Longtemps avant de devenir clinicienne, éducatrice ou conseillère, Catherine Chan a appris
ce que veut dire prendre soin des autres en tenant simplement compagnie à des personnes qui
se sentaient invisibles. Alors qu’elle avait 12 ans, elle a fait du bénévolat dans une
résidence pour personnes âgées, passant du temps avec des résidentes et des résidents qui
voulaient non seulement de l’aide, mais également de la compagnie.
L’expérience l’a marquée, façonnant sa perception des soins, de la dignité et des liens
avec autrui : ce n’est pas tant une chose que l’on apporte, mais plutôt à laquelle on participe.
« Je peux encore voir les grands-mamans, les grands-papas me regarder avec amour, avec un
besoin profond d’attention, d’aide concrète, mais aussi celui de se faire entendre. »

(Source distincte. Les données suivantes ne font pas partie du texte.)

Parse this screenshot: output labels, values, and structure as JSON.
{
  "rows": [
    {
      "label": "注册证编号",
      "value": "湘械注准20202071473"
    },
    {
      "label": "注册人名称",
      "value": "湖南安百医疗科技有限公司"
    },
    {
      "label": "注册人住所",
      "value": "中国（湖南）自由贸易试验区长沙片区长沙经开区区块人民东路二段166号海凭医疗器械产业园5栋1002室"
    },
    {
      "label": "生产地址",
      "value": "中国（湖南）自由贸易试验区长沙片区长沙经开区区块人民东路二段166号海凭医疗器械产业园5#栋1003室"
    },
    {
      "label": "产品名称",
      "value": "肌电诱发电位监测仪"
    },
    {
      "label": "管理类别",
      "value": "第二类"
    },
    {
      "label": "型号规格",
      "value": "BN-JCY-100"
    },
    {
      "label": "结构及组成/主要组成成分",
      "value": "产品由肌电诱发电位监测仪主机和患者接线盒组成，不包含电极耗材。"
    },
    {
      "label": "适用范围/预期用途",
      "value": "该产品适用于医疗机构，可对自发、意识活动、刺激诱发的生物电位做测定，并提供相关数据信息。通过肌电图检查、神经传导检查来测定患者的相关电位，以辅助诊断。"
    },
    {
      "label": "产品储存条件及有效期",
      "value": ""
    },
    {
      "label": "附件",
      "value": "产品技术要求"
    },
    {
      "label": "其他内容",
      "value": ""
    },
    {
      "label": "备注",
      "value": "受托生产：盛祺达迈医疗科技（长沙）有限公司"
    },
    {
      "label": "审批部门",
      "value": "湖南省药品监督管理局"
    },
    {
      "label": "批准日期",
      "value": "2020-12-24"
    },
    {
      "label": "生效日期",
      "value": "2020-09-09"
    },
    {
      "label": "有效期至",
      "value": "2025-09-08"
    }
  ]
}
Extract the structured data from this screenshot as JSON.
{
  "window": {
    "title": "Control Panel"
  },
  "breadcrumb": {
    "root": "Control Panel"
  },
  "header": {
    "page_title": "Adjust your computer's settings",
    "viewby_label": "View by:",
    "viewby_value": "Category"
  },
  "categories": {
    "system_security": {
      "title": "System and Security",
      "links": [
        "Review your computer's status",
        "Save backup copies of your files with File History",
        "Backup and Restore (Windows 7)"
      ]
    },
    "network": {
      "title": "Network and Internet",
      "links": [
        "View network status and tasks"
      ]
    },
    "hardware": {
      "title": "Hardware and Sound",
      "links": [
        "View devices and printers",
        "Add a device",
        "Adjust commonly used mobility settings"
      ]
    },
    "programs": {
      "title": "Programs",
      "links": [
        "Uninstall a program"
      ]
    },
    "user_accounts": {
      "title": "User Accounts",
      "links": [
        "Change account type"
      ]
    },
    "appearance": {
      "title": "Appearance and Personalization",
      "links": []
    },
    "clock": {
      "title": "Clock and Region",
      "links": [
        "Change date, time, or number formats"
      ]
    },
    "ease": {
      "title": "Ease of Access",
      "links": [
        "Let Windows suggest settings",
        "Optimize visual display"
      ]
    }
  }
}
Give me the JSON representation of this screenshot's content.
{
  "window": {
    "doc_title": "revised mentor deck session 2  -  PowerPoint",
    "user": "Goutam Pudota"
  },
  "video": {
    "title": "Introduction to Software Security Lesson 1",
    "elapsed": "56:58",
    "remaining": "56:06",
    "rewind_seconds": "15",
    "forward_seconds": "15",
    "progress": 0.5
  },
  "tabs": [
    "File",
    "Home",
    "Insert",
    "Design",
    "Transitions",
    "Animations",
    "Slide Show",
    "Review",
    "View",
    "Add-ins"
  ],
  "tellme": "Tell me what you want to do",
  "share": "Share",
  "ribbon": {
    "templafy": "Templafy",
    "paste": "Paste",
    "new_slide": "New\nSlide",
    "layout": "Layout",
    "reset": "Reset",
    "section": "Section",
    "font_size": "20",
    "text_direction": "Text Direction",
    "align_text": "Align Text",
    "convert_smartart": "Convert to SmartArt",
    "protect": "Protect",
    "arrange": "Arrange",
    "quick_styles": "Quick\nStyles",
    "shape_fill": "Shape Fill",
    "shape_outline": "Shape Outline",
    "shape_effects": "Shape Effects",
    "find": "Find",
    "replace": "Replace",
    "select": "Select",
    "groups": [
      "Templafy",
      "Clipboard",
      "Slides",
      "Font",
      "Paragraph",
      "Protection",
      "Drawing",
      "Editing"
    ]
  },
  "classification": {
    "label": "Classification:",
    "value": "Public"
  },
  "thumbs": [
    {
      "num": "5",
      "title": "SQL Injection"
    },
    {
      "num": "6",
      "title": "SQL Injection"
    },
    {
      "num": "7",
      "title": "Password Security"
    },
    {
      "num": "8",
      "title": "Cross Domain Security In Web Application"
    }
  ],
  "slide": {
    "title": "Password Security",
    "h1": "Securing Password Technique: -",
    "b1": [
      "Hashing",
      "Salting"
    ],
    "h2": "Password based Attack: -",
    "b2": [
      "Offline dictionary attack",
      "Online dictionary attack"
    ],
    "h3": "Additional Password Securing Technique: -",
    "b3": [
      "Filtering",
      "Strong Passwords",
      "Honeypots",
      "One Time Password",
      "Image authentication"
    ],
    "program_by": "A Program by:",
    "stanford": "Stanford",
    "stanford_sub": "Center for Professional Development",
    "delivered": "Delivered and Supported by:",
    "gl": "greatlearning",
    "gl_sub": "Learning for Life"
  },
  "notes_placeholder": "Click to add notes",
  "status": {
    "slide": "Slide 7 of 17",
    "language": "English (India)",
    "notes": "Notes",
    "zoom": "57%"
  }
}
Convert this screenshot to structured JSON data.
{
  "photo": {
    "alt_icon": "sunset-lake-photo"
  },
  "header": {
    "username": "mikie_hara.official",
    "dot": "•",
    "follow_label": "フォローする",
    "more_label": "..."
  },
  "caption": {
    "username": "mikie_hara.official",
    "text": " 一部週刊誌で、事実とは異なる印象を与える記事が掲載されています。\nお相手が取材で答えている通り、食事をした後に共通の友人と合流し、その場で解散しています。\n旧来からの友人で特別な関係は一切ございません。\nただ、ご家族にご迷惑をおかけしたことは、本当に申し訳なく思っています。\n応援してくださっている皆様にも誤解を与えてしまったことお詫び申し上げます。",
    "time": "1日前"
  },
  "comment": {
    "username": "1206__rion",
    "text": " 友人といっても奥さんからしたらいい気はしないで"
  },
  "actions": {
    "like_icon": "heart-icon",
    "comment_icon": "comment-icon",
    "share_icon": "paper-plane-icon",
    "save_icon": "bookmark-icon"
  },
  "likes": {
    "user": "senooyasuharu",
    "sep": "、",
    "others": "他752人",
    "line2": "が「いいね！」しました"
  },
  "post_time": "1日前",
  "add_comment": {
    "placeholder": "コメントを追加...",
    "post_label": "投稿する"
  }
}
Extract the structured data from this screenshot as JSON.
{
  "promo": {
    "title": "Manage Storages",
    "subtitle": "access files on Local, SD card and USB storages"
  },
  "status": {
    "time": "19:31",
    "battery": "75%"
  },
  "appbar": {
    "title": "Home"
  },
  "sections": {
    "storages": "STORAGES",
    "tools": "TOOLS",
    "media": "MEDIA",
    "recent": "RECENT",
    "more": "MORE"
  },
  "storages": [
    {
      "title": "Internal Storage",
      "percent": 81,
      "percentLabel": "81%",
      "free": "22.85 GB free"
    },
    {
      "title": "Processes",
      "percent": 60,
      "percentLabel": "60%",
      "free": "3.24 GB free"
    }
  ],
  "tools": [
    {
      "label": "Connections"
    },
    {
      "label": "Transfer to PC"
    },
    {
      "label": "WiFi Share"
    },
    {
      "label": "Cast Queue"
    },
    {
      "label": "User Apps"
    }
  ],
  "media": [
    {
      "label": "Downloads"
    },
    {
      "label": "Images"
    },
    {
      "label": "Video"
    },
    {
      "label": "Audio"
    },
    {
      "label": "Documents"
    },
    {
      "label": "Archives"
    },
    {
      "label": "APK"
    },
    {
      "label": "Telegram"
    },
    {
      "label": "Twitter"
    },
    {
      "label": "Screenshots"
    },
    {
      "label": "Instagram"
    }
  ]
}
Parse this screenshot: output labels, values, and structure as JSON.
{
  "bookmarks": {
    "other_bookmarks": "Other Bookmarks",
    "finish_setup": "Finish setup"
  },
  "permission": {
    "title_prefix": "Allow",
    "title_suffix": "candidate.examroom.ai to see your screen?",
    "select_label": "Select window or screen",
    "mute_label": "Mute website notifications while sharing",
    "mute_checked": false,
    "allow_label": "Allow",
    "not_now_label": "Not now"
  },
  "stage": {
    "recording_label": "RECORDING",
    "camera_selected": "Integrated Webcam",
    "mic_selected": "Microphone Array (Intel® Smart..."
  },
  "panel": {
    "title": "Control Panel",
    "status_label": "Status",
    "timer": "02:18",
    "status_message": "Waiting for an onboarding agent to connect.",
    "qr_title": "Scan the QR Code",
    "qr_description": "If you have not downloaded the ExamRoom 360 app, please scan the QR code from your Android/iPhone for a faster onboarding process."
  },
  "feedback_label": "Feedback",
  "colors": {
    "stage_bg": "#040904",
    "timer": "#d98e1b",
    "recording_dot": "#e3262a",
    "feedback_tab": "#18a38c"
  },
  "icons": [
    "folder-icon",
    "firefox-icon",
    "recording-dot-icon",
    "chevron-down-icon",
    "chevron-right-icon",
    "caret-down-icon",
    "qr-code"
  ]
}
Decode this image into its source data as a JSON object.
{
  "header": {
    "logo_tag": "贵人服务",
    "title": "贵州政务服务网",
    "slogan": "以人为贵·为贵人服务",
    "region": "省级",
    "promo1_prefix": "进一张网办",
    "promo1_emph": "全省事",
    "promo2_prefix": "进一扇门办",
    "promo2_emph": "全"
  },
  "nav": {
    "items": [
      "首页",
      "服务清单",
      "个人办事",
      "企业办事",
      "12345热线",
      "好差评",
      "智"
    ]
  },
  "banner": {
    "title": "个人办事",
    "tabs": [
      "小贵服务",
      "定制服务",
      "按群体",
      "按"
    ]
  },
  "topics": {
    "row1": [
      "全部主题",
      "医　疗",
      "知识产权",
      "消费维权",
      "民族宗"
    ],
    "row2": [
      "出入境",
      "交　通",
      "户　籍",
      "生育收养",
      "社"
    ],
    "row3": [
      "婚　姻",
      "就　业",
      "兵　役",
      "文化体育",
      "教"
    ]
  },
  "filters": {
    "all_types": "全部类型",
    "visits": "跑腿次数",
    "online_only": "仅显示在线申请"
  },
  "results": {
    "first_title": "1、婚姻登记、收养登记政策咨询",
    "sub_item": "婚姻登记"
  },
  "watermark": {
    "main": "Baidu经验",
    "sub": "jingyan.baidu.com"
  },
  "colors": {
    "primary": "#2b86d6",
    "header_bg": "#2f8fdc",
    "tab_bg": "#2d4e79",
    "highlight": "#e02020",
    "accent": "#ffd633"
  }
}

Des dizaines d’années plus tard, cette expérience précoce continue de modeler la façon dont
Catherine aborde le travail social. Pendant plus de 40 ans de pratique (à titre de
clinicienne, éducatrice, leader et conseillère), elle est demeurée convaincue que
le véritable soutien commence par la présence.
Une grande partie du travail de Catherine a consisté à appuyer des personnes et des familles
face à la mort, à la fin de vie et au deuil — des situations que de nombreuses travailleuses
et nombreux travailleurs sociaux rencontrent dans leurs milieux de travail, mais pour
lesquelles ils se sentent souvent mal préparés. Pour Catherine, la difficulté n’est pas
seulement une question de compétences ou de connaissances, mais bien de la manière
d’être auprès des gens dans des moments de profonde vulnérabilité.
« Je crois que le plus beau cadeau que nous pouvons faire à nos clients est celui de la présence. »
Cette perspective a guidé son travail clinique, son enseignement et sa collaboration
de longue date avec l’équipe du perfectionnement professionnel de l’ATTSO. Grâce à cela,
Catherine a contribué à la conception de cours sur le counseling adapté à la culture en
matière de deuil, de soins palliatifs et de lutte contre le racisme anti-asiatique —
attirant l’attention sur les façons dont la culture, la famille, la migration et le racisme
influent sur les expériences liées à la maladie et à la perte.
L’enseignement de Catherine souligne que l’on ne vit jamais le deuil en vase clos.
Les valeurs culturelles influencent la manière de comprendre, d’exprimer et de vivre une perte,
alors que le racisme systémique peut créer des obstacles supplémentaires aux soins,
précisément au moment où les gens sont le plus vulnérables.
En enracinant le perfectionnement professionnel dans les expériences vécues et le contexte
culturel, Catherine a aidé les travailleuses et travailleurs sociaux à réfléchir plus
profondément à leur pratique et à mieux appuyer les communautés qu’ils servent.
En plus de sa pratique et de son rôle d’enseignante, elle a aussi contribué à la profession
par son travail consultatif et à travers ses efforts axés sur l’équité auprès de l’ATTSO.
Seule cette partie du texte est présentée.